Xiangshan_BPU_FTB

简介

FTB 是香山 BPU 的第三个子预测器，它也能一并获取到 uFTB 和 TAGE-SC 的输出。在 FTB 的输入接口中，s1 通道含有 uFTB 的基础预测结果，s2 通道和 s3 通道中仅有 br_taken_mask 一组信号被 TAGE-SC 填充，并无 FTB 项生成的基础预测结果。FTB 的工作便是为 s2 和 s3 通道提供基础预测结果。

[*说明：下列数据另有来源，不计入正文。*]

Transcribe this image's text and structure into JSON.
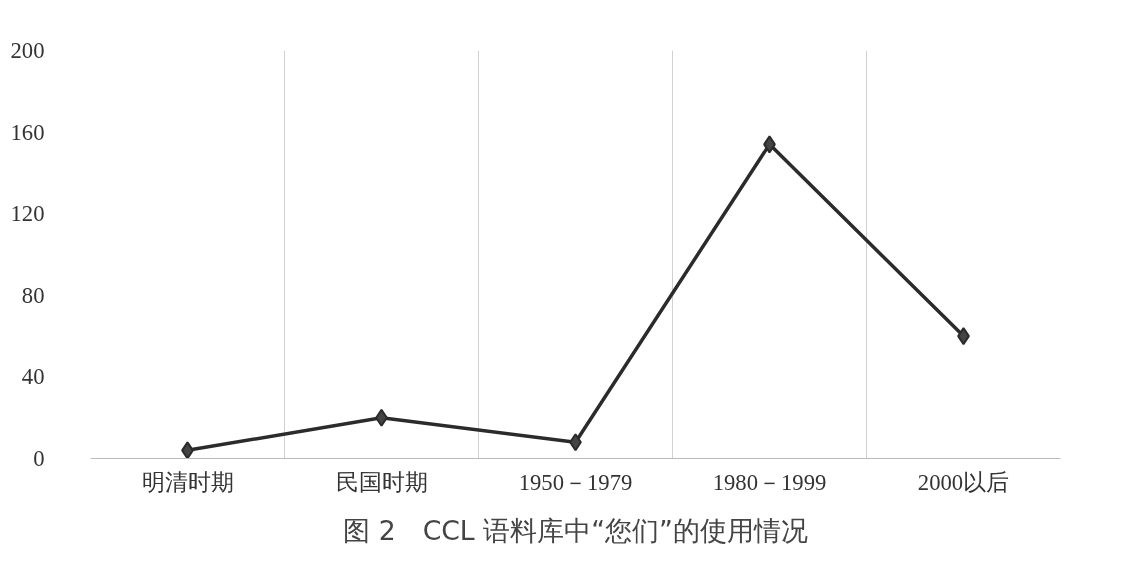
{
  "chart_data": {
    "type": "line",
    "title": "图 2　CCL 语料库中“您们”的使用情况",
    "categories": [
      "明清时期",
      "民国时期",
      "1950－1979",
      "1980－1999",
      "2000以后"
    ],
    "series": [
      {
        "color": "#2b2b2b",
        "values": [
          4,
          20,
          8,
          154,
          60
        ]
      }
    ],
    "ylim": [
      0,
      200
    ],
    "yticks": [
      0,
      40,
      80,
      120,
      160,
      200
    ],
    "grid": "x",
    "marker": "diamond",
    "line_style": "solid"
  }
}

FTB 在功能和结构上都与 uFTB 类似，其主要区别就是 FTB 能够容纳更多的 FTB 项，并且 FTB 的预测结果是在 s2 与 s3 通道输出。正是由于容量大，其读出的速度上会比 uFTB 慢，无法被放置在第一周期产生预测结果，但大容量也使它能够获得更加精准的预测结果。

功能概述

缓存更多 FTB 项，为 s2 和 s3 通道提供基础预测结果。 FTB 预测器的本质是一个较大容量的存储器，其会根据当前预测的 PC 读出对应的 FTB 项，并在 s2 阶段产出预测结果。与此同时该 FTB 项还会被再保存一个周期，生成 s3 阶段预测结果。
根据更新请求，更新存储中的 FTB 项。

接收请求

S0阶段时，FTB向内部FTBbank发送读请求，其请求pc值为S0传入的PC.
发送请求的下一拍 S1，暂存从FTB SRAM读出的多路信号。
S2从暂存数据中根据各路tag和实际请求时tag匹配情况生成命中信号并在命中时选出命中的FTB数据，若存在hit请求，则返回值为选出的 FTB 项及命中的路信息。

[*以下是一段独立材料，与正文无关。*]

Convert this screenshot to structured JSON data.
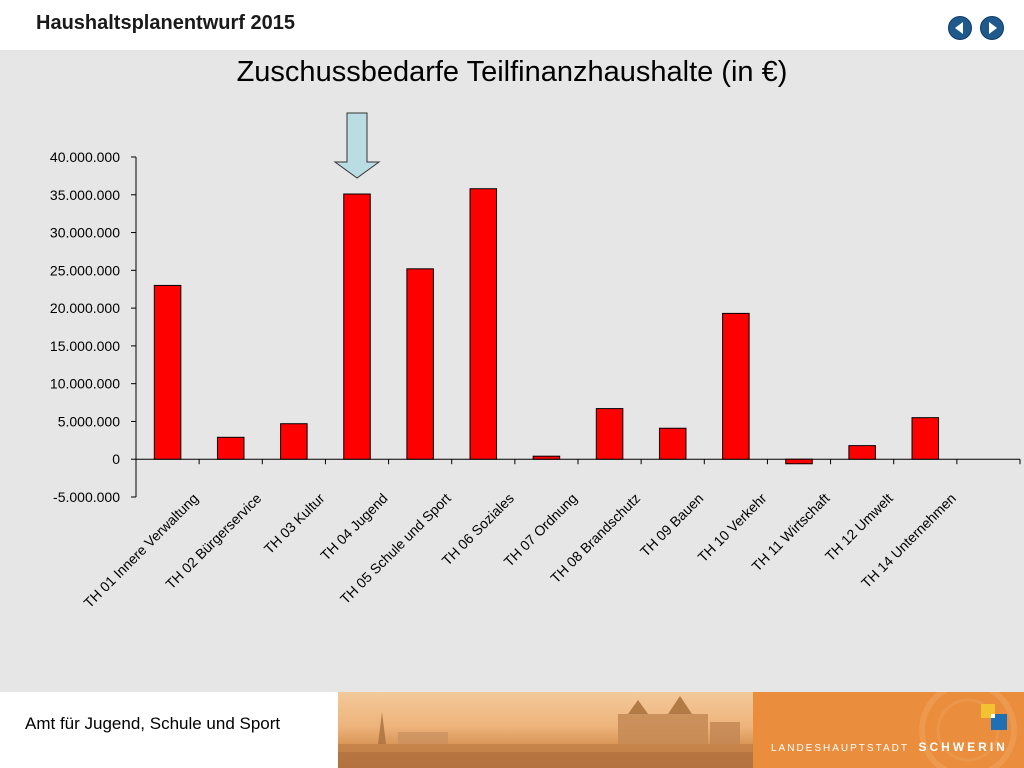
{
  "header": {
    "title": "Haushaltsplanentwurf 2015"
  },
  "nav": {
    "prev_icon": "arrow-left-circle-icon",
    "next_icon": "arrow-right-circle-icon",
    "color": "#1f5a8c"
  },
  "footer": {
    "department": "Amt für Jugend, Schule und Sport",
    "city_prefix": "LANDESHAUPTSTADT",
    "city_name": "SCHWERIN"
  },
  "chart_data": {
    "type": "bar",
    "title": "Zuschussbedarfe Teilfinanzhaushalte (in €)",
    "categories": [
      "TH 01 Innere Verwaltung",
      "TH 02 Bürgerservice",
      "TH 03 Kultur",
      "TH 04 Jugend",
      "TH 05 Schule und Sport",
      "TH 06 Soziales",
      "TH 07 Ordnung",
      "TH 08 Brandschutz",
      "TH 09 Bauen",
      "TH 10 Verkehr",
      "TH 11 Wirtschaft",
      "TH 12 Umwelt",
      "TH 14 Unternehmen"
    ],
    "values": [
      23000000,
      2900000,
      4700000,
      35100000,
      25200000,
      35800000,
      400000,
      6700000,
      4100000,
      19300000,
      -600000,
      1800000,
      5500000
    ],
    "ylim": [
      -5000000,
      40000000
    ],
    "yticks": [
      -5000000,
      0,
      5000000,
      10000000,
      15000000,
      20000000,
      25000000,
      30000000,
      35000000,
      40000000
    ],
    "ytick_labels": [
      "-5.000.000",
      "0",
      "5.000.000",
      "10.000.000",
      "15.000.000",
      "20.000.000",
      "25.000.000",
      "30.000.000",
      "35.000.000",
      "40.000.000"
    ],
    "bar_color": "#ff0000",
    "highlight_category": "TH 04 Jugend",
    "highlight_arrow_color": "#b9dde3",
    "grid": false,
    "legend": "none"
  }
}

FTBBank 模块读出的数据在FTB模块内作为 2 阶段的预测结果以组合逻辑连线形式在当拍传递给后续预测器，此外这一读出的结果还会被暂存到 FTB 模块内，在 3 阶段作为预测结果再次以组合逻辑连线传递给后续预测器。若 FTB 命中，则读出的命中路编号也会作为 meta 信息在 s3 与命中信息、周期数一起传递给后续 FTQ 模块。

数据更新

收到update请求后，FTB会根据meta中的hit信息来决定更新时间，若meta中为hit，则本拍更新，否则要延迟两周期等待读出FTB内现有结果后更新。

在FTBBank内部，当存在更新请求时，该模块行为也因立即更新和推迟更新两情况而有所不同。立即更新时，FTBBank内的 SRAM写通道拉高，按照给定的信息完成写入。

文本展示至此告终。